Eva Hesse, No title. (1963), oil on canvas,  183.2 × 152.8 cm, National Gallery of Victoria, Melbourne
© The Estate of Eva Hesse. Courtesy Hauser & Wirth 
https://www.ngv.vic.gov.au/explore/collection/work/5356/

On close observation the gestural expanse is composed of rectangles of hand’s width sized marks resembling a scrawling handwriting in greys, ochres, whites and one rectangle in the lower right mainly in blues that pulls the eye down in a cascade from top to bottom. Squinting at the painting, similar to the Sansom painting I discussed last time, the stabbing black chunks punch holes in the surface and give tension and spatial definition to the murkier indistinct scrawling blather. With easy humour that challenges abstract expressionism’s claims to the sublime this dynamic gives articulation to something inchoate and absurd. The one element that completes and adds greater complexity to the chromatic and spatial world is the pinkish brushstroke running from top right to midway. This is echoed with a similar angled white line tucking behind a gestural moment and delving into a dark aperture. Directing this play of forces is the massive intrusion of hard edge wedges of industrial lemon yellow, white and warm ultramarine and cooler teal blues painted toughly yet with give at the top of the canvas. This is a wonderful play on one of the cornerstones of creating space in Western painting- the misty background of a Titian or the Mona Lisa cut over with a more sharply defined figure – here unsettled and topsy turvy.

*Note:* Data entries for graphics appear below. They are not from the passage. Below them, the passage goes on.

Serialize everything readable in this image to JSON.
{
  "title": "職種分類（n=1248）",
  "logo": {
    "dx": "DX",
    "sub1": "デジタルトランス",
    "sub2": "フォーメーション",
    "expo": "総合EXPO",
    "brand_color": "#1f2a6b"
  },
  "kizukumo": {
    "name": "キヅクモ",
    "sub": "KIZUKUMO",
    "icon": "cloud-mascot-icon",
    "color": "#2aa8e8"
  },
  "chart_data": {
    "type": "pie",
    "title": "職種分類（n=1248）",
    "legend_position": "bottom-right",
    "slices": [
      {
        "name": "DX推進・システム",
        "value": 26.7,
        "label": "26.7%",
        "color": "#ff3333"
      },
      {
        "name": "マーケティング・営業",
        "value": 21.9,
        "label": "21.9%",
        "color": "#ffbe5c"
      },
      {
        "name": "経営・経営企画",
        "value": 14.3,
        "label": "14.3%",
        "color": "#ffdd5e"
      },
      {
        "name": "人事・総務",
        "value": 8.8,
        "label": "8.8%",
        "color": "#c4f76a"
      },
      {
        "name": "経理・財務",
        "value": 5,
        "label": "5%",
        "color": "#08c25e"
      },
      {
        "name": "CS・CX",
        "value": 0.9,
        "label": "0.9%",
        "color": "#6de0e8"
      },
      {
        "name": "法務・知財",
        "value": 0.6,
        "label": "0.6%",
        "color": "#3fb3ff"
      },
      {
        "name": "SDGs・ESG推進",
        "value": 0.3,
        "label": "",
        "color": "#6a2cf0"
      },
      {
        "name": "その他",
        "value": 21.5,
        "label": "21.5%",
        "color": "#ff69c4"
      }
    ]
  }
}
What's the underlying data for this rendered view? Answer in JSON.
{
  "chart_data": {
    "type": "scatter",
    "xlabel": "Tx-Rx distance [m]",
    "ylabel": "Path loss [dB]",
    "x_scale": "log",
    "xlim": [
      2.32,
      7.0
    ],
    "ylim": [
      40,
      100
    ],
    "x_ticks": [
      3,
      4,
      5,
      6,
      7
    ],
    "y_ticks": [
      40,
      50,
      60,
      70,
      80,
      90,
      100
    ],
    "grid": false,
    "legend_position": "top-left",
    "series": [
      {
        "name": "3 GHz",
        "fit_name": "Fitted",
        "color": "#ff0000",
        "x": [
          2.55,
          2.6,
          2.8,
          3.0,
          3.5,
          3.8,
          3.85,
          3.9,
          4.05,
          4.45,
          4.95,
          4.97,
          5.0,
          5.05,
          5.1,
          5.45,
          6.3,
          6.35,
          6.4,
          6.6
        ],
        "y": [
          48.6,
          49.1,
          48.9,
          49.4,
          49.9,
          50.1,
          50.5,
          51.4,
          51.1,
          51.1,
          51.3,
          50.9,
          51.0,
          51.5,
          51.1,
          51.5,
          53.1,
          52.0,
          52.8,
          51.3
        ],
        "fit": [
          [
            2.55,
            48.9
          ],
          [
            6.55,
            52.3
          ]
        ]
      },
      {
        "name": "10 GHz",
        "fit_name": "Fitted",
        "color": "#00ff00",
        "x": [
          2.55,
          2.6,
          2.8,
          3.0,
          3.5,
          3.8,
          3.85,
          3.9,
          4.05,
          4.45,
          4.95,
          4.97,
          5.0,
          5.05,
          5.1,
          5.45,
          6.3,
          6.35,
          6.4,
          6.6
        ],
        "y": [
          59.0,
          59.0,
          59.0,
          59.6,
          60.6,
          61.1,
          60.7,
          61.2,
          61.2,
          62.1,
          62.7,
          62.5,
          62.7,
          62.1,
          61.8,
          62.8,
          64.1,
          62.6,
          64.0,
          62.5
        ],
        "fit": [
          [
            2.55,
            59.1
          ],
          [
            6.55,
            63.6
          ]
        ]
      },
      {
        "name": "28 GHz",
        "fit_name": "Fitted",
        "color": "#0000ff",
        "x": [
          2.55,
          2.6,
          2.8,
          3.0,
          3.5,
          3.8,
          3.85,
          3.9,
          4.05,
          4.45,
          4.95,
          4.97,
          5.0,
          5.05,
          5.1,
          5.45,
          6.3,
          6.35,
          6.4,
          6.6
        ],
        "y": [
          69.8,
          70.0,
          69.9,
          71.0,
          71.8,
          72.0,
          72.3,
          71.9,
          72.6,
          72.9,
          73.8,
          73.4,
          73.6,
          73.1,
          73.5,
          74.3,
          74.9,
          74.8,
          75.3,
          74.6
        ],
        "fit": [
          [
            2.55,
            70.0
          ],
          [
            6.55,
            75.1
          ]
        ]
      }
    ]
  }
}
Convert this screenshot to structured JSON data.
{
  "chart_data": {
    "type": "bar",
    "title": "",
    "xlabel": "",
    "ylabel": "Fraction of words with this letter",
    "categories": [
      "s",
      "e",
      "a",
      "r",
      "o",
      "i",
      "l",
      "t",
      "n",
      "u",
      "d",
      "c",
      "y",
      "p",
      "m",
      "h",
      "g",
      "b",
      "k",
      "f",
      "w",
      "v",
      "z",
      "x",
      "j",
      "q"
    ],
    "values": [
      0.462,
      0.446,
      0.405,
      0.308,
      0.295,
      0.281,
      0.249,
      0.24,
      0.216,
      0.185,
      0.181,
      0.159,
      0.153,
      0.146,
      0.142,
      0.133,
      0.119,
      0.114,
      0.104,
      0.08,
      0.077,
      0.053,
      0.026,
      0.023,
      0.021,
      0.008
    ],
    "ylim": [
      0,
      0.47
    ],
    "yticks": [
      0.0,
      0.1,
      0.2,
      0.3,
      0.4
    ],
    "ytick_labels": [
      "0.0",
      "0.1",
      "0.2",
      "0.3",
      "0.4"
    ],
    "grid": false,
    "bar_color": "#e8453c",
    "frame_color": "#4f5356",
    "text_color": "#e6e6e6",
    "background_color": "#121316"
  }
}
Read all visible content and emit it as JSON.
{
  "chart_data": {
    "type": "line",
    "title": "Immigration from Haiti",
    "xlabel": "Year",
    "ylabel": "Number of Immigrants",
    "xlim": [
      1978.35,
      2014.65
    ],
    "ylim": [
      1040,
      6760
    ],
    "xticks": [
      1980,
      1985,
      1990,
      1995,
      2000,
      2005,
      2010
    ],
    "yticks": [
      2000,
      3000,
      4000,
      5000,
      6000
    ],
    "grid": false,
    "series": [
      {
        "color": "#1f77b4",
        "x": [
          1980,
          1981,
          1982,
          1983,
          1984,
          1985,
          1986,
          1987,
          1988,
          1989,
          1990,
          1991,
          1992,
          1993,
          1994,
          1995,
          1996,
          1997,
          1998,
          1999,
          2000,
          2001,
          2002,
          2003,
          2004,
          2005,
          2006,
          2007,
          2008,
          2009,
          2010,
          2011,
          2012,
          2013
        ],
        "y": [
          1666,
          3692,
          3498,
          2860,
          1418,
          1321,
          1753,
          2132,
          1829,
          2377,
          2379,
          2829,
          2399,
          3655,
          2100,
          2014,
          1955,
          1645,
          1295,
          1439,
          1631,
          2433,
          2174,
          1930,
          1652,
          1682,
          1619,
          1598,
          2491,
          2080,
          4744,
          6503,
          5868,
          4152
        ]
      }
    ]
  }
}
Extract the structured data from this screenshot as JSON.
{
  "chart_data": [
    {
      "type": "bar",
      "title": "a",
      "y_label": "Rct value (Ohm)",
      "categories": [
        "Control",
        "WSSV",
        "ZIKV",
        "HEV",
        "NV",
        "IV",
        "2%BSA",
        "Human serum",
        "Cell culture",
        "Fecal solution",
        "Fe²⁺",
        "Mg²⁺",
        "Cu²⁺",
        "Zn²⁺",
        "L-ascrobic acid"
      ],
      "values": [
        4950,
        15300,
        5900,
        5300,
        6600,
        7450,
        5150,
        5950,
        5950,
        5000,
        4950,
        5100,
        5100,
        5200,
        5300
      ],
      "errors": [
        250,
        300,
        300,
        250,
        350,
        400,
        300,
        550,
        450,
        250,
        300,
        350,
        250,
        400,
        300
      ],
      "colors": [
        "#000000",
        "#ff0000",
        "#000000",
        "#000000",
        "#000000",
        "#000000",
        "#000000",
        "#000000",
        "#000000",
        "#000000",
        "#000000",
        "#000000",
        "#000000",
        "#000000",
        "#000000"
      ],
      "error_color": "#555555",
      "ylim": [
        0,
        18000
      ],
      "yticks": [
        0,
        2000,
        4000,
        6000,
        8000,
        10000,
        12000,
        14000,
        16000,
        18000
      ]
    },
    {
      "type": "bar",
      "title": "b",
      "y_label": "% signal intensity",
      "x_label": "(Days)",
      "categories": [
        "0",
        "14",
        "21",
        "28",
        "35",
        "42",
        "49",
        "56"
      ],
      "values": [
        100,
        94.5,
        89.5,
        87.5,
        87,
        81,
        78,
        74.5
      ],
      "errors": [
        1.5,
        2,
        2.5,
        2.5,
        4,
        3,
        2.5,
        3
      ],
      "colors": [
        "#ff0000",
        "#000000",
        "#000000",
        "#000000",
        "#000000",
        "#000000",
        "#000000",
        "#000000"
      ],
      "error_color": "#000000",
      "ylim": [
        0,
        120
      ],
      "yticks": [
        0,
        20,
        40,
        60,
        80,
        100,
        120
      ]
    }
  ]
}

Despite the vast history of artists pulling the language apart, the state of repose, or at least coherence, seems to be one of the most sought after qualities in art. It’s still really surprising to me that in No title 1963, the hot struggle to resolve the inconsistencies yet keep them living and breathing relaxes into such a natural repose. Contributing powerfully to this resolve is the way the division between the flat wedges and the looser paint below is essentially flat- the primacy of the surface, as the ruling critic of the day Clement Greenberg expounded, is insistent but sneakily there’s a blackish zone that appears to slip behind and under the leading edge of the white triangle.

Eva Hesse No title, 1964 Collage, gouache, watercolour, coloured pencil, and graphite on construction paper
45.9 x 32.4 cm,
Allen Memorial Art Museum, Oberlin College, Oberlin, Hauser & Wirth
https://ocula.com/artists/eva-hesse/artworks/

In writing about this work I’m surprised how I feel like I’m writing about a painting concerns of my own, however it’s now almost 60 years since Hesse painted it and realise it’s more productive to think about connections and shared ideas and sensations than the delusion of originality. Hesse was a great originator about how the grotesque, awkward and absurd, both visually and psychologically, can be incorporated into a materially rich art. Surrealism, Dadaism, Automatic drawing and writing, the idea of the unconscious and more had come before her but she managed in her short life to bring threads of the play of these forces into an agreement with the demands of the highly tuned modernist mid-century New York art world. She proved that the idea of a single way forward is mere convenience amidst the flux and flow of our contemporary lives.